Flight Attendants Fired After Refusing To Fly After Seeing Scary Drawings On Plane

In The Young Turks on YouTube by Hlarson3 Comments

 

“Thirteen flight attendants have filed a complaint against United Airlines after they were fired for refusing to fly when they discovered threatening drawings on their airplane.

On July 14, 2014, the flight attendants found the words “BYE BYE” along with two faces, one they deemed sinister, traced in oil in on the plane’s tail, reports the LA Times. At the time, the crew said the markings constituted a threat to the airplane and requested extra security measures. According to their complaint, the airline refused to honor the request, accused the flight attendants of insubordination and fired them.” *

Ben Mankiewicz (What The Flick?! & Turner Classic Movies; http://www.twitter.com/BenMank77), Dave Rubin (The Rubin Report; http://www.twitter.com/RubinReport), and John Iadarola (TYT University; http://www.twitter.com/jiadarola) discuss.
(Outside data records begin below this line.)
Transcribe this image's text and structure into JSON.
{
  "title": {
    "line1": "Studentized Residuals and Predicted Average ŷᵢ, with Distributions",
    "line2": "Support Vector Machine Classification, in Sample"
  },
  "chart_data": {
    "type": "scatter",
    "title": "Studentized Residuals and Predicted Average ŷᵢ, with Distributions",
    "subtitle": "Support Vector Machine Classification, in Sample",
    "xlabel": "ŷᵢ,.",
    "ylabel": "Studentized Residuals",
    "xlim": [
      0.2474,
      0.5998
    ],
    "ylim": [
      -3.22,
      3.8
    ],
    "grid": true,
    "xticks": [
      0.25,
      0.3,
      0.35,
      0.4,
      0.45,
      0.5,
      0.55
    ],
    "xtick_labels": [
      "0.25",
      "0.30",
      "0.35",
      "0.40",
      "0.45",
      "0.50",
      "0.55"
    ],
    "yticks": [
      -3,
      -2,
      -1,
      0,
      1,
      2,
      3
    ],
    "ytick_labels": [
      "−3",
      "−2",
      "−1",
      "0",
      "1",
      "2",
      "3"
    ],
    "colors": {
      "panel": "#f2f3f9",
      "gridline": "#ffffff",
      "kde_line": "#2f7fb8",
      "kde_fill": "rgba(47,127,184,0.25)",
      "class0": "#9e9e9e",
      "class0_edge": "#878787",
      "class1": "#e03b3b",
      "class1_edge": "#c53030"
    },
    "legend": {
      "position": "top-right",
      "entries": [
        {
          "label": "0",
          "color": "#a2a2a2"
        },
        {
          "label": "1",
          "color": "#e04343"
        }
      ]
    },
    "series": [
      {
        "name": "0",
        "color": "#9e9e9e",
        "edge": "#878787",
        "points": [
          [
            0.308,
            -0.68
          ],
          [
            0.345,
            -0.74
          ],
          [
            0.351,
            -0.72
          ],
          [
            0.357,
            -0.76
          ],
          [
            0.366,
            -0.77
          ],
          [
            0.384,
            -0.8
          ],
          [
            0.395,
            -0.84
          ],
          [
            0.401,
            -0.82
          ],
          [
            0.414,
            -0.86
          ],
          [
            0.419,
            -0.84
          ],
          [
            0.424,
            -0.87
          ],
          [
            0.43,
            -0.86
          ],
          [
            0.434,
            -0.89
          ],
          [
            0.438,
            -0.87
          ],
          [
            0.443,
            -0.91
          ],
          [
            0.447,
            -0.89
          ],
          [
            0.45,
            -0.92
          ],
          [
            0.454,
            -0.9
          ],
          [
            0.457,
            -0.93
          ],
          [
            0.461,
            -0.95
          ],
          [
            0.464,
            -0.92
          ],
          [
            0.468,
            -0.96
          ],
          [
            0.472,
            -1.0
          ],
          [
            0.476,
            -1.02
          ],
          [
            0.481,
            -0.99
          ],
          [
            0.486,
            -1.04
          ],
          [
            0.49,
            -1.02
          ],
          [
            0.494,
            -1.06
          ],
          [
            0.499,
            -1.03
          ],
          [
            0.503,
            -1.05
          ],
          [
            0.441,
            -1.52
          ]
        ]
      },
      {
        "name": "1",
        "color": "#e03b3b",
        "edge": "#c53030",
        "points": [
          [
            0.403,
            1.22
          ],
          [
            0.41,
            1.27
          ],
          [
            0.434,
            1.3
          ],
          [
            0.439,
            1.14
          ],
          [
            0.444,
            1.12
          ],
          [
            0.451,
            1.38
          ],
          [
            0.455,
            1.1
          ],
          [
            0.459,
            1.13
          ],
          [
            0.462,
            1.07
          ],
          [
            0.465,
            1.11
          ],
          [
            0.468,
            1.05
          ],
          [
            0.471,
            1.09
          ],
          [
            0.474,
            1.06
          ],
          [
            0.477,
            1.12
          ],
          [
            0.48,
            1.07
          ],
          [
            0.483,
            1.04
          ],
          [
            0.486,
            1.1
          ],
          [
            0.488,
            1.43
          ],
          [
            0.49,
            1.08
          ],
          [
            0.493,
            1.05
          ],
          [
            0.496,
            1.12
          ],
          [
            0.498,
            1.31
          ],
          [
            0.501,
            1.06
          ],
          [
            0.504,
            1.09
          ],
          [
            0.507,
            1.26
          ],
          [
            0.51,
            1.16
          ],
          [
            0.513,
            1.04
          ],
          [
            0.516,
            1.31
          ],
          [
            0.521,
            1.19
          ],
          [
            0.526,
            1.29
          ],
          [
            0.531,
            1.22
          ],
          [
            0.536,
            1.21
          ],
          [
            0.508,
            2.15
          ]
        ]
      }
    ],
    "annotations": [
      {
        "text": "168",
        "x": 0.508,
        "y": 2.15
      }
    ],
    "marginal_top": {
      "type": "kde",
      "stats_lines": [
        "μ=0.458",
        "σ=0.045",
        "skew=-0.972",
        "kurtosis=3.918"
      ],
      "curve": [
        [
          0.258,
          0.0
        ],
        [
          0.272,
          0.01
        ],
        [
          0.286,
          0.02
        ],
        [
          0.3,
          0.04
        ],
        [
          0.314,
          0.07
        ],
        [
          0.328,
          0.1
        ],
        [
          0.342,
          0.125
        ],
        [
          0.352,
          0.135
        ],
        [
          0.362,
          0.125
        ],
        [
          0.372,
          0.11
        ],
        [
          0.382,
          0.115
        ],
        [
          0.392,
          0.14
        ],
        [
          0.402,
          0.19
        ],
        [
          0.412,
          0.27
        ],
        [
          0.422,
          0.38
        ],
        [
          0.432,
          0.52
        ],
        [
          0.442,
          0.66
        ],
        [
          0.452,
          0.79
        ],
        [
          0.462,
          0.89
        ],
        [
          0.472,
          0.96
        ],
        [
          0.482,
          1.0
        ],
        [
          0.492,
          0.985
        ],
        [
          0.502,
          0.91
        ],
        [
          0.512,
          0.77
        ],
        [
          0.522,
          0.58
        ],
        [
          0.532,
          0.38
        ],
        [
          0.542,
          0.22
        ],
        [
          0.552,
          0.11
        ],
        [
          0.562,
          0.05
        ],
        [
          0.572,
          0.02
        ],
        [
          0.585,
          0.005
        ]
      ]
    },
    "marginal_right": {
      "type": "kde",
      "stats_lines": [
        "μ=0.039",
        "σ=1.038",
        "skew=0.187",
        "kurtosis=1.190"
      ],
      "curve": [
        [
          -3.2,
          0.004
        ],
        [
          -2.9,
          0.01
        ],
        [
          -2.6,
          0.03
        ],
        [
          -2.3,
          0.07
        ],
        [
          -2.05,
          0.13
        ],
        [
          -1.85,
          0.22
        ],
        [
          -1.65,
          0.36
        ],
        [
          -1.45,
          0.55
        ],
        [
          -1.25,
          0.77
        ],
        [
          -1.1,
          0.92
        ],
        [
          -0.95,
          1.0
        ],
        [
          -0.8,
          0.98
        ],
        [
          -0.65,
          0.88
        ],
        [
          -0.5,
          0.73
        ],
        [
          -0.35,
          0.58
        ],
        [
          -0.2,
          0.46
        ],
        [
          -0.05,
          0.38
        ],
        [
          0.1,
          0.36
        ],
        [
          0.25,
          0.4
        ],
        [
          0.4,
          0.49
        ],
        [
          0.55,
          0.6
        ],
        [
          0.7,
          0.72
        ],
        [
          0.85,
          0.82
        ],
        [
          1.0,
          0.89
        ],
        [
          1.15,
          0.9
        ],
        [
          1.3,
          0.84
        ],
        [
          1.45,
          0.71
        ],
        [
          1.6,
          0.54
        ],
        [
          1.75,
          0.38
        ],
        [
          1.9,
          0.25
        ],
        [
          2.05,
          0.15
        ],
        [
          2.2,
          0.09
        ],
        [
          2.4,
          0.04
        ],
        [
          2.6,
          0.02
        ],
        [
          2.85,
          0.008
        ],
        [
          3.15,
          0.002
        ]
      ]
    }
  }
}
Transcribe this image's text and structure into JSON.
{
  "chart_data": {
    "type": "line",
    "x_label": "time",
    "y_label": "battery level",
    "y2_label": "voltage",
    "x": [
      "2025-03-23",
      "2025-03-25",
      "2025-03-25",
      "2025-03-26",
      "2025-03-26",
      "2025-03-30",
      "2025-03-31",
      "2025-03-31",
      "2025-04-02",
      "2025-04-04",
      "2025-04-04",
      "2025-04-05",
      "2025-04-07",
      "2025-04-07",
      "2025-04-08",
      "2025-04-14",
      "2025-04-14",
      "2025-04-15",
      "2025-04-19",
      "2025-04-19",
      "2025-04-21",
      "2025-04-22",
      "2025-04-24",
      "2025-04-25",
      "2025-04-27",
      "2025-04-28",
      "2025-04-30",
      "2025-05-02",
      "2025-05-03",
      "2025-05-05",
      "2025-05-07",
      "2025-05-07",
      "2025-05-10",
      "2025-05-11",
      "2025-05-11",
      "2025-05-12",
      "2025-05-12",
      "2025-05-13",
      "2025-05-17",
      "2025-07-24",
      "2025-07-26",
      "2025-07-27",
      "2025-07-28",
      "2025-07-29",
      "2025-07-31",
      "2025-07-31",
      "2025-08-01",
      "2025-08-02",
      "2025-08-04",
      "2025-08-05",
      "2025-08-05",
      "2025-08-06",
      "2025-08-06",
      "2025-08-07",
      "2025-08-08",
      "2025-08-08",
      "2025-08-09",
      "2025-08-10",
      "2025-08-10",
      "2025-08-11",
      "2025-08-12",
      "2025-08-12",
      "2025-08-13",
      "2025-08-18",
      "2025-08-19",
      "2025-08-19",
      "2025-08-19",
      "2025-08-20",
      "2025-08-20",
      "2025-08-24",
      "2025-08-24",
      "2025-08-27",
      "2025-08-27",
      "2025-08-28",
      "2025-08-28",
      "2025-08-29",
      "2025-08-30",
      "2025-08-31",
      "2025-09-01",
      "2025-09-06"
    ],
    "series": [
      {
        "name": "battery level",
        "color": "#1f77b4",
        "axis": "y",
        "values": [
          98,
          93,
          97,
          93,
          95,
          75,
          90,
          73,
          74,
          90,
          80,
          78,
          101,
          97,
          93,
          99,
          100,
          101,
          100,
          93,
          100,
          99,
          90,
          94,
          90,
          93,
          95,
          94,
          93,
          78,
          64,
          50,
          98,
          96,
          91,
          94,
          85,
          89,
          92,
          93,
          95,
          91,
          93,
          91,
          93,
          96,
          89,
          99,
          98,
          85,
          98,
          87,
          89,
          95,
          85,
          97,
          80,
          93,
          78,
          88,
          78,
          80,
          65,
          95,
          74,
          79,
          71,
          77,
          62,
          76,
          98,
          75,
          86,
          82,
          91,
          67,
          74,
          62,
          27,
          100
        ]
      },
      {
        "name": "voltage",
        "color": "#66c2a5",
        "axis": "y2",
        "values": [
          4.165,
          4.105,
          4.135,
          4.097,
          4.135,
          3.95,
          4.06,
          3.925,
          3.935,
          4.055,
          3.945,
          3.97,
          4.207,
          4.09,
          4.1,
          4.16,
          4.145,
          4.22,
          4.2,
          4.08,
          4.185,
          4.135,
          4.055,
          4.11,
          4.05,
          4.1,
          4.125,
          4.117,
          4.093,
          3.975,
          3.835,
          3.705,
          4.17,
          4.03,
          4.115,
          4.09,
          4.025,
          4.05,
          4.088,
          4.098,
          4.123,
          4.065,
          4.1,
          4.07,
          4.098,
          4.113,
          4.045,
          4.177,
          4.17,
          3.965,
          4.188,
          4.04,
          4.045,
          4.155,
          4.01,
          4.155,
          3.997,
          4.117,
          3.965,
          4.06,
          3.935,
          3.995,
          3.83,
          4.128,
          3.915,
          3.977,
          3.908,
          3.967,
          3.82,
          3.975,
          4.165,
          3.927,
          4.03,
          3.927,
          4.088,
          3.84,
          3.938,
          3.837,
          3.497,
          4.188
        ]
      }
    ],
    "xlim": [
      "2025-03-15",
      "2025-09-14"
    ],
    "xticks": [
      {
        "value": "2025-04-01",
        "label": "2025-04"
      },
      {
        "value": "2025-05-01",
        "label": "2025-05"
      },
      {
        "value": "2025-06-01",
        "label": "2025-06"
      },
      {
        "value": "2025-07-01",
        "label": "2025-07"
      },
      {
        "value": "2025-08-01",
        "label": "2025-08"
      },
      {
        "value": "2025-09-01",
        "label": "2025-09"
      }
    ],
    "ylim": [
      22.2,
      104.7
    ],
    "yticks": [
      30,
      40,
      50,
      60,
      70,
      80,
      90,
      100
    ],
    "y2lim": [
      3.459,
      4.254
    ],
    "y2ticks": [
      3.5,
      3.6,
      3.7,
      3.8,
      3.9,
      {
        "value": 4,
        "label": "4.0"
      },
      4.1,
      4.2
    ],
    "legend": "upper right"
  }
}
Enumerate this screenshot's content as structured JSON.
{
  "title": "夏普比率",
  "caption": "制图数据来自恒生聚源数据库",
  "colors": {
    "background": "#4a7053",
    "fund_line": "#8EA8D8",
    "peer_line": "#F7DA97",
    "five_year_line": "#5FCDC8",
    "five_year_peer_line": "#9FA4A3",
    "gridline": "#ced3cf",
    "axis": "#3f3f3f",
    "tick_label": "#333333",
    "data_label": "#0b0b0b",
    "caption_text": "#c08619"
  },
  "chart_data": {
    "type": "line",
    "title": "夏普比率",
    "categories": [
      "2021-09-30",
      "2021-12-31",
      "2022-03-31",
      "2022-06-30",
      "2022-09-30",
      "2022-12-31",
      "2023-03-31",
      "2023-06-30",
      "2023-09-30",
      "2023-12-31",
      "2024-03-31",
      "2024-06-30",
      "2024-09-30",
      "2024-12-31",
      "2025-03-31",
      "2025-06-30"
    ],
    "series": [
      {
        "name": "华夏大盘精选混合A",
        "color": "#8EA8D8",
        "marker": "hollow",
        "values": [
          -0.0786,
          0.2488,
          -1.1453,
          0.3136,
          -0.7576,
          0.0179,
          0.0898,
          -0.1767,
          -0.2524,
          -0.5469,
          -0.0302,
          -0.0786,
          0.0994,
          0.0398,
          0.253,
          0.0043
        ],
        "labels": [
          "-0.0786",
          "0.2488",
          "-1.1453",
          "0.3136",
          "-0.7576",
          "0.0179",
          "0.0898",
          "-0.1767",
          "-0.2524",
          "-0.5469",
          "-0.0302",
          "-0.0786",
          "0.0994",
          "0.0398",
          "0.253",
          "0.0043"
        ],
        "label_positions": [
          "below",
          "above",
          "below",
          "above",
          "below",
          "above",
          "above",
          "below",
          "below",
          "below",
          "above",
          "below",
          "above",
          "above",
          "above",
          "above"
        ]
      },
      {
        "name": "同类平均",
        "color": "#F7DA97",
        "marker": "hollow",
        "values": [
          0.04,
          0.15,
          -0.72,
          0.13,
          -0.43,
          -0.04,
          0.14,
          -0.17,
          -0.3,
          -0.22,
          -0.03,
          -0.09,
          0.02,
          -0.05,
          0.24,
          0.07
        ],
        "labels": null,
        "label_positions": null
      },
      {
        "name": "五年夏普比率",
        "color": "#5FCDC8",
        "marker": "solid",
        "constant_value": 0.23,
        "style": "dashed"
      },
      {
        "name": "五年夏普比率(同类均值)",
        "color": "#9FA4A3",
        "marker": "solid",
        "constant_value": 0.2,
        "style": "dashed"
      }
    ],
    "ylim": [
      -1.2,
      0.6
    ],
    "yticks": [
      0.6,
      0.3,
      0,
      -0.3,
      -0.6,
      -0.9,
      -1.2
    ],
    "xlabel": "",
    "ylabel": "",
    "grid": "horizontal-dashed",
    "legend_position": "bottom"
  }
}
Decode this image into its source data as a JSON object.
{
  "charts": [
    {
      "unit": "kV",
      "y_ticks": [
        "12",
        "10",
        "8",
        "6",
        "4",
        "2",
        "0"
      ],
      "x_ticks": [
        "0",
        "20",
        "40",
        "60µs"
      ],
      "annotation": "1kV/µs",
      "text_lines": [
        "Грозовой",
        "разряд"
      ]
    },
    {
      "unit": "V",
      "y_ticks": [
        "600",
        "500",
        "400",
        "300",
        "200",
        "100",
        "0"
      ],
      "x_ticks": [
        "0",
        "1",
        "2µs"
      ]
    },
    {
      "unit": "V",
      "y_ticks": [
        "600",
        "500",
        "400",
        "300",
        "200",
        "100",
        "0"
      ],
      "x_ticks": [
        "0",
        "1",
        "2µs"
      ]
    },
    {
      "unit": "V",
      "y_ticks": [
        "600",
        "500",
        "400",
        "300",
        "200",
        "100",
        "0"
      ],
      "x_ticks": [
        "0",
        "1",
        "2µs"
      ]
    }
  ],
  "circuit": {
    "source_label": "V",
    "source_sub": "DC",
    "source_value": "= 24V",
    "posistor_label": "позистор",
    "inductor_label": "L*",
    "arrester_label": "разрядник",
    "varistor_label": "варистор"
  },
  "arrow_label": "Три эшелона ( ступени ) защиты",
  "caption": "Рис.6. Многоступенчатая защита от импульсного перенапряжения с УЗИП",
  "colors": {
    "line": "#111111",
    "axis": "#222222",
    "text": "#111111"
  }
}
*Read more here from http://time.com/3659297/flight-attendants-fired/

Comments

  1. The bigger problem from my perspective isn’t what the drawings were or what they might mean but that somebody had unauthorized access in order to draw them and united didn’t find out who it was.

  2. Regarding the company’s spokesperson: That comment she ade is exactly what every customer contact person is to say. NEVER give any hint about anything that the company had or had not done was an angle for probably lawsuits or making customers change their minds about using the specific company’s service.

    As to the text and the drawings on the plane:

    This indicates someone had access to it unviewed and had time and intent to do something. These drawings were clearly made to create some sort of reaction, so the point that they make a further step of putting any explosive charge or something along those lines not necessarily more or less possible.

    An action like it should absolutely cause not only a complete, deep search of the aircraft, but a change in accessibilty for persons when on the ground.